Шрифт:
В гостиной Фрэн, в темноте, я просмотрела видео, которое только что выложил Дэйн Рубра. Я успела проникнуться к нему странной симпатией. Во всяком случае, я могла позволить ему выражать все чувства за меня.
Дэйн сказал:
— По большому счету, нет, шока я не чувствую. Это ведь не было на самом деле оправдательным доказательством для Омара. Вы можете принять, что Робби Серено каждый день избивал Талию и пришел в лес позже всех, и все равно считать, что это сделал Омар. Вы будете неправы, но это ваше право.
Он сказал:
— Вы знаете, что делать, все вы, в этом поразительном сообществе, которое мы создали. Какие-то новые доказательства все еще могут сыграть решающую роль, и мы знаем, что еще многое предстоит найти. Штат обязательно будет наступать нам на пятки. Сторона обвинения никогда не признает, что была неправа. По моему глубокому убеждению, они поддерживают связь с семьей Талии. А Киты с самого начала были безоговорочно убеждены в виновности Омара Эванса. Если вы смотрели заявление семьи Китов, сделанное Майроном Китом сегодня возле его дома, вы знаете, о чем я говорю. Эти люди не пойдут на попятную. Но мы — все, кто это смотрит, вся наша армия, — мы готовы сдвинуть горы.
Эта его маленькая речь странным образом воспламенила меня. И вызвала волну гнева. Точнее, я почувствовала, как моя неизменная волна гнева перерастает в цунами.
Я подумала о том, как Омар узнает эту новость, и обо всем, что мы предприняли, обо всем, через что прошла Бет; а затем подумала об остальных — о вас, о Майке, о Дориане, не говоря о Робби, — о тех, кто просто сидел и молчал в тряпочку. Я подумала, что ничего не потеряю, если возьму и найду вас сама.
И даже если не смогу заставить вас заговорить, вам придется выслушать меня.
Я подумала: что мне на самом деле терять? Все, что мне важно, никуда от меня не денется: мои дети, Джефф, книга, в которую я погружаюсь все больше с каждым новым изысканием.
Может, вы и есть недостающий элемент головоломки. Вы, катализатор Робби. Вы, знавший столько всего обо всем, но молчавший. Вы, видевший все с переднего ряда, когда что-то пошло не так. Вы, сыгравший главную роль в том, что пошло не так.
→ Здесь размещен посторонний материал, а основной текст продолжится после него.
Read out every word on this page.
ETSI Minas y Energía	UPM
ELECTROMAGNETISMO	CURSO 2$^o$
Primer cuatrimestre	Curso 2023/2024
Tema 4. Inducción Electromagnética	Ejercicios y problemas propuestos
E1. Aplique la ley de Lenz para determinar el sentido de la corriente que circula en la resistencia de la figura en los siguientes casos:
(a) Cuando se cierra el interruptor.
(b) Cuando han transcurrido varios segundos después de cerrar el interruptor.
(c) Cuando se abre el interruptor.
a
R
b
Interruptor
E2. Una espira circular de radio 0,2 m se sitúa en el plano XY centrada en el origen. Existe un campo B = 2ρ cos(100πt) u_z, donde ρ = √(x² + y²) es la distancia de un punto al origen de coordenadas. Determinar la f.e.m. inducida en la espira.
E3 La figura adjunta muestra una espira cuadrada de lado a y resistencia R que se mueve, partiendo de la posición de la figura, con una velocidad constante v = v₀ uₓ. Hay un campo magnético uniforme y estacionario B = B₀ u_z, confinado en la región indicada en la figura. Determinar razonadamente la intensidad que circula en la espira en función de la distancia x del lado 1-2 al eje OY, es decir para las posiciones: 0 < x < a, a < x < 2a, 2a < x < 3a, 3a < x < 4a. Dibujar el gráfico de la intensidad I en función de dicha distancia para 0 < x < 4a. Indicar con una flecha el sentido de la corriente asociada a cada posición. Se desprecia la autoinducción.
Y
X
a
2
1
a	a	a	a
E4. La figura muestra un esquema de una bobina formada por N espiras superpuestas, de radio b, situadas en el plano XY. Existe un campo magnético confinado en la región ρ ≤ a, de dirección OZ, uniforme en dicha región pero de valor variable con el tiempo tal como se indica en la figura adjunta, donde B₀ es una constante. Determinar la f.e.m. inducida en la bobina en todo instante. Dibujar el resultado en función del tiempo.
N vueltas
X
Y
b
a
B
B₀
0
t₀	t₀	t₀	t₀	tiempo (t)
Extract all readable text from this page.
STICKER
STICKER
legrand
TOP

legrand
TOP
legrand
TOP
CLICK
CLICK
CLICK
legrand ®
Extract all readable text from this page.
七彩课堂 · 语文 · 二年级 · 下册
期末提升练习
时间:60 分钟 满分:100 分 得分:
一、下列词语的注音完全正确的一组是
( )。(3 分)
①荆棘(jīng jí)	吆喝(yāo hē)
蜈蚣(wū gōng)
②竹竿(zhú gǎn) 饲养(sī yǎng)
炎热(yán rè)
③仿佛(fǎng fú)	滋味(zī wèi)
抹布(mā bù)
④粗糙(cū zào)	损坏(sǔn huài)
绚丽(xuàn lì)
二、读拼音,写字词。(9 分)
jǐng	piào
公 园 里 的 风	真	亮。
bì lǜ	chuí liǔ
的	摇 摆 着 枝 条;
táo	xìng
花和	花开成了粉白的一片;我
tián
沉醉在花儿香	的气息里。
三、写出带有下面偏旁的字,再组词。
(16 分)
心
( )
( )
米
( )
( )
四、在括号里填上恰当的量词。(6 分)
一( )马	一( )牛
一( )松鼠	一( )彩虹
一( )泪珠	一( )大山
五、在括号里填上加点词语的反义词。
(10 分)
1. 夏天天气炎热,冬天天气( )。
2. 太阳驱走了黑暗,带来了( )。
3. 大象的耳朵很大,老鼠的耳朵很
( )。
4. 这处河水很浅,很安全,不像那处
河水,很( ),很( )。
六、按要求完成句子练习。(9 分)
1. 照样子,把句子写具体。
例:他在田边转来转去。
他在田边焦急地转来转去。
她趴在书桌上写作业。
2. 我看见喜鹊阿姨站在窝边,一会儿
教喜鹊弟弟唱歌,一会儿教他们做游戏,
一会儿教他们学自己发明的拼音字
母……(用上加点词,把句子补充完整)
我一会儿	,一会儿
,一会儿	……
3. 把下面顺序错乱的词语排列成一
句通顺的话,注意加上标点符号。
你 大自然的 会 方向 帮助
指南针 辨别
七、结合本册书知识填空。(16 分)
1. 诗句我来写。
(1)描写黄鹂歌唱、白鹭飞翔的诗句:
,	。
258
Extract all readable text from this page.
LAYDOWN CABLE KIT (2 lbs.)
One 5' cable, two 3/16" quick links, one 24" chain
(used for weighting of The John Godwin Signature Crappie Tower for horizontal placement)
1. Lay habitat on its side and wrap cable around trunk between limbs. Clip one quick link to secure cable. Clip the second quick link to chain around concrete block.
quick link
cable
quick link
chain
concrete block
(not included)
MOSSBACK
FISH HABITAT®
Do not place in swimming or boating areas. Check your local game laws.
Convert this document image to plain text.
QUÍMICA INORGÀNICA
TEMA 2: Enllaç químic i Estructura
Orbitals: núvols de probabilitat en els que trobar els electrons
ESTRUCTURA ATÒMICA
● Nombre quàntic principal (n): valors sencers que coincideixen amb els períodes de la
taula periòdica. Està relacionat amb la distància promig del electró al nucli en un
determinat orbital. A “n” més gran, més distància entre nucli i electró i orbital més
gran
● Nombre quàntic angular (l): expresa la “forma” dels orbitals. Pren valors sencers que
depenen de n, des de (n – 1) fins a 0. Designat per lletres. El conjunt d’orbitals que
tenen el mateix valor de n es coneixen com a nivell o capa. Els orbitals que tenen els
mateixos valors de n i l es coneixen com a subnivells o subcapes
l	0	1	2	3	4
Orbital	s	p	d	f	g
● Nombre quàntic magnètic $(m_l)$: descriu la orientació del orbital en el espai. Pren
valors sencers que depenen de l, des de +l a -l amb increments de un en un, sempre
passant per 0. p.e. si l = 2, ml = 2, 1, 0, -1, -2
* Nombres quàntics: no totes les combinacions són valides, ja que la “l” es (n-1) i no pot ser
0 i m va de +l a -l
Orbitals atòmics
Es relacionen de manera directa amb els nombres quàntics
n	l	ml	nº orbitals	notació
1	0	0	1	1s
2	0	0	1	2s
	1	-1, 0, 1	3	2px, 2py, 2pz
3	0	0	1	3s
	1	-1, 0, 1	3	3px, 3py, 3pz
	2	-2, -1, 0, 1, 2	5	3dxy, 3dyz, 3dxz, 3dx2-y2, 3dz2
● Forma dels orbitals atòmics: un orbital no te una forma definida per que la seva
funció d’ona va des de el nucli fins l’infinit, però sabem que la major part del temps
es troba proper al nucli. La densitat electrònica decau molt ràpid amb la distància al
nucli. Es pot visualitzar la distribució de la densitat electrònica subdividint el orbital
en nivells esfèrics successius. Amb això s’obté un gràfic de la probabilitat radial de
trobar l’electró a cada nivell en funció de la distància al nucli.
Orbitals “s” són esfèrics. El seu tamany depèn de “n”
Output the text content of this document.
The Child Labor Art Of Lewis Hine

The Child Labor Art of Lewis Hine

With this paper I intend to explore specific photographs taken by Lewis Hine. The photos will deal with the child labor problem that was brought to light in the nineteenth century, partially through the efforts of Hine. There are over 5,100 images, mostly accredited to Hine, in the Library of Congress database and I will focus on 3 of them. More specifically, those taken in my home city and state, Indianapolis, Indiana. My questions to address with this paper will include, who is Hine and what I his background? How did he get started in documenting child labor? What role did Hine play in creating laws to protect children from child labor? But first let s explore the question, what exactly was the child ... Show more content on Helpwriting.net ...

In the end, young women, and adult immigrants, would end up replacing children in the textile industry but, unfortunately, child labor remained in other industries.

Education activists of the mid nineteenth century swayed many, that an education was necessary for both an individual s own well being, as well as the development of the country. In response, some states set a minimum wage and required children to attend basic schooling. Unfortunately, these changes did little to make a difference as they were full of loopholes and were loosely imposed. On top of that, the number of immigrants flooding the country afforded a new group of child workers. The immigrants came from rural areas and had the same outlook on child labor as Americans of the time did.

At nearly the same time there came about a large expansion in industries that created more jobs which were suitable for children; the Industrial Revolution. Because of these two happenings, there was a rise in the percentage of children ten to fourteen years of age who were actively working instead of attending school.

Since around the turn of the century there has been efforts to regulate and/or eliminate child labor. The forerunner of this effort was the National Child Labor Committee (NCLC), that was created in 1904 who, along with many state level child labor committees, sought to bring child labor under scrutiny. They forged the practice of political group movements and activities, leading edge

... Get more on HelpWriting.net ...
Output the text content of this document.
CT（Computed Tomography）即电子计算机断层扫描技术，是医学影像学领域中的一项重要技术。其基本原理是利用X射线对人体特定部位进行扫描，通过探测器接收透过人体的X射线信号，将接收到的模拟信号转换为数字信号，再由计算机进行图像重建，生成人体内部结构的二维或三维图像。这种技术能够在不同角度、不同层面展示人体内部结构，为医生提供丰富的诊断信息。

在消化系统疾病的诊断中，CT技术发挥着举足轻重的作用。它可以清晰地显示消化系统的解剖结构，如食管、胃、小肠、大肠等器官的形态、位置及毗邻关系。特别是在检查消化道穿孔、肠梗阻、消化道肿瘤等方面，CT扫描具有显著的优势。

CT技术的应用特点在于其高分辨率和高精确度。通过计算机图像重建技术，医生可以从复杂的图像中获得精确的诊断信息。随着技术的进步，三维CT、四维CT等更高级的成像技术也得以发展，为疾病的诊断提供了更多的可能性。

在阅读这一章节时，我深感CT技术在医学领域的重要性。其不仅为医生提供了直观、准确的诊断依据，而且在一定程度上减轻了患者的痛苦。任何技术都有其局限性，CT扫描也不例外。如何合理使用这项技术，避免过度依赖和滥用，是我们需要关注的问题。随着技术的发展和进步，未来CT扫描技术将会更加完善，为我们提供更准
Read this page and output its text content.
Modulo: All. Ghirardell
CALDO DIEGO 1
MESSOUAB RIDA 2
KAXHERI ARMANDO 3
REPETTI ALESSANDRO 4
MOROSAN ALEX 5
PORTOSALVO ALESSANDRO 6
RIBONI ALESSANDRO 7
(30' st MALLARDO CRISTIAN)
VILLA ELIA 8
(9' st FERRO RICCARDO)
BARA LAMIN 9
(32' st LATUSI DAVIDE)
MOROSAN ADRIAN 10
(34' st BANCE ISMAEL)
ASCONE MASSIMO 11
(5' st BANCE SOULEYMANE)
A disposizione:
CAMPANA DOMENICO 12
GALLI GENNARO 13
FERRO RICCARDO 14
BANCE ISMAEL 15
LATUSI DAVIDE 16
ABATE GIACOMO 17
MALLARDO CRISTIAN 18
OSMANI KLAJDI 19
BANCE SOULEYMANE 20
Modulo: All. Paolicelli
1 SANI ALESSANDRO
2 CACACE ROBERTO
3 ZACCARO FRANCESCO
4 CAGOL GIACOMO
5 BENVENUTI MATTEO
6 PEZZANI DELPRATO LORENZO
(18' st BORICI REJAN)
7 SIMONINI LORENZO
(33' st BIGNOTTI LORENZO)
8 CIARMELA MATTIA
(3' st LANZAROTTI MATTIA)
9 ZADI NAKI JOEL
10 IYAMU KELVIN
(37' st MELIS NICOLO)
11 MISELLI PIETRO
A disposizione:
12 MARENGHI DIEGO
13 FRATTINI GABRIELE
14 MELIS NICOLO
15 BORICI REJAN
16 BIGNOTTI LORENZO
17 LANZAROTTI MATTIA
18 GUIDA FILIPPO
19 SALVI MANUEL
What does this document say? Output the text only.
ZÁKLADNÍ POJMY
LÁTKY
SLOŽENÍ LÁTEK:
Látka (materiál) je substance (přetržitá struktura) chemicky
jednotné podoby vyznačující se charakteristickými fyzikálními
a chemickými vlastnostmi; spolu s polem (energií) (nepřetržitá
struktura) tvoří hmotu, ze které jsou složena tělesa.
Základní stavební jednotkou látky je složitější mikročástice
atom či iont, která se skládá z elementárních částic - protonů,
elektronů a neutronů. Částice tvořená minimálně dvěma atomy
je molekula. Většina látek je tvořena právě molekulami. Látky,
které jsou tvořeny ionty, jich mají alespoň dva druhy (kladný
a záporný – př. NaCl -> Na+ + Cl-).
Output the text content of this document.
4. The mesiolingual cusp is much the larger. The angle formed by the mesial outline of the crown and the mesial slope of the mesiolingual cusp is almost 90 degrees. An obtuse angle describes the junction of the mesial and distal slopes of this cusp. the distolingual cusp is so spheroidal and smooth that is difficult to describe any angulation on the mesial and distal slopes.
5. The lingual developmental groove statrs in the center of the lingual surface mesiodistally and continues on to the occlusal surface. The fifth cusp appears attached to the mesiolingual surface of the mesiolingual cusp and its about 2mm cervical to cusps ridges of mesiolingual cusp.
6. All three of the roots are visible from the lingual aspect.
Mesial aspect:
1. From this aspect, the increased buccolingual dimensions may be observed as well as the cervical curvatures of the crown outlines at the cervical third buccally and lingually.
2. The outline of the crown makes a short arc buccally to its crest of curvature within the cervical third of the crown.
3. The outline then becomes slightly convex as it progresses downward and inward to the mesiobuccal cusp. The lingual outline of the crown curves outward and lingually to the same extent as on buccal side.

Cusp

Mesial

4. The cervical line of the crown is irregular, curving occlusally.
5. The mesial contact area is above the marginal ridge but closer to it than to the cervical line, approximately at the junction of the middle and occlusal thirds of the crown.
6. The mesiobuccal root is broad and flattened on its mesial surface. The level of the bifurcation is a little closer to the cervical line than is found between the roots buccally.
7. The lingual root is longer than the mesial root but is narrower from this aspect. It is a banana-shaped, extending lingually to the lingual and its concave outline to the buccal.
Может, я иду к вам. Может, я шла к вам все это время.
40
Вот ее шлепка возле фургона. Вот ее расческа в овраге.
Вот ее банковская карточка в банкомате в Канзасе, но на камере наблюдения не она.
Конечно, кто-то оставляет больше, кто-то — меньше, кто-то оставляет следы, видео и цитаты из ежегодника, кто-то — едва заметный след.
Вот ее почерк в формуляре.
Вот ее телефон, упавший с эстакады. Вот ее кровь в ванной.
Вот ее волос на чердаке.
Нам повезло, что мы нашли хотя бы столько. Вот ее белье, все еще в сушилке.
Вот ее тело, которое она давно оставила.
41
Спектакль назывался «Чем дальше в лес…», и мы в наши школьные годы ни за что бы не осилили такую постановку: сложная оркестровка, мальчики, действительно умеющие петь, бюджет на механические деревья. К тому же хореография выходила далеко за пределы базовых па и шагов, которыми довольствовались мои сверстники. К тому же Золушка была из Нигерии, Ведьма — из Шэньчжэня, а Большой Злой Волк, как прошептала мне Фрэн, метил в бостонский Беркли на отделение музыкального театра.
Это был стоящий способ отвлечься. Я всегда была счастливее всего, когда могла сидеть в темноте, выбросив из головы собственную жизнь и наблюдая вымышленную историю.
В антракте я познакомилась с парой, сидевшей рядом со мной, пенсионерами из Питерборо, которые сказали, что никогда не пропускают постановки Грэнби.
— Мы смотрели это на Бродвее в девяностые, — сказала женщина, — и клянусь, здесь ничуть не хуже. Когда свет снова погас, я сказала Фрэн:
— Вряд ли меня теперь пустят в Грэнби, да?
— Похоже на то, — прошептала она. — Без обид.
Конечно, будь мы современными подростками, мы были бы другими. Пусть мы оставались бы теми же наивными идиотками. И испытывали больший стресс. Возможно, мы бы страдали от психосоматики. Но мы бы не замалчивали те же обиды. И это было бы что-то.
Эти ребята пели и играли от всего сердца; разве есть лучший способ как-то выразить все свои юношеские чувства?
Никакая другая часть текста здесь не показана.